Ça commence à devenir une mauvaise habitude. Lors des trois premiers Grands Prix de la saison, Schumacher a été dominé par Rosberg, et au classement, le plus jeune des deux Allemands devance son aîné de 26 points (35 contre 9). Certes, que ce soit en Australie (accrochage avec Fernando Alonso) ou en Malaisie (perte d'un écrou sur la roue arrière gauche), Schumi a été la victime involontaire de coups du sort. Mais même en qualifications, Rosberg s'est montré plus rapide que le septuple champion du monde.
«C'est vraiment dommage de ne pas avoir pu finir la course. Mais la voiture est soudainement devenue très instable, je ne pouvais plus conduire, a regretté l'ancien pilote Ferrari. Il manquait un écrou. C'est quelque chose de très inhabituel, ça n'était jamais arrivé lors des essais. J'aurais aimé finir la course, et je pense que j'aurais pu faire un bon résultat. Mais c'est la course, il est inutile d'être en colère, il faut l'accepter, ça fait partie du jeu, et continuer à regarder devant soi.»

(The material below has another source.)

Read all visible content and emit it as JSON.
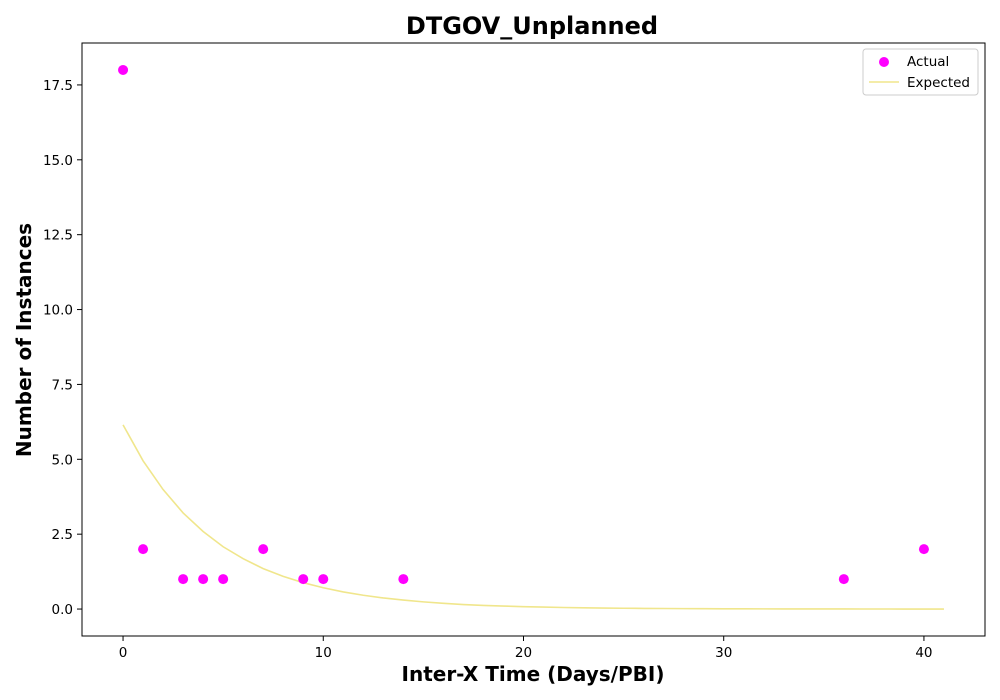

Du côté des dirigeants de l'équipe, aucune critique ne fuse à l'encontre du Baron rouge. On est surtout désolé pour lui. «Michael était dans une bonne position après le départ et nous nous attendions à ce qu'il fasse une belle course, a déclaré Ross Brawn, le patron de l'écurie. Mais malheureusement, ça ne s'est pas passé ainsi. La voiture a perdu un écrou, quelque chose qui n'était jamais arrivé avant. Les écrous sont vérifiés deux fois sur la grille, nous allons donc enquêter afin que cela ne se reproduise plus.» «Nous sommes désolés pour Michael, qui était sixième, après un bon départ, quand le problème est apparu, a surenchéri Norbert Haug, le vice-president de Mercedes Motorsport. Nous allons faire en sorte que notre voiture soit totalement fiable à l'avenir, et qu'elle aille de plus en plus vite.»
Avant le début de la saison, Schumacher avait prévu, et prévenu, qu'il lui faudrait quelques courses pour retrouver le rythme après ses trois années de retraite. Le délai est passé et tout le monde commence à s'impatienter. Lui certainement plus que les autres, même s'il ne le dit pas. - F. B.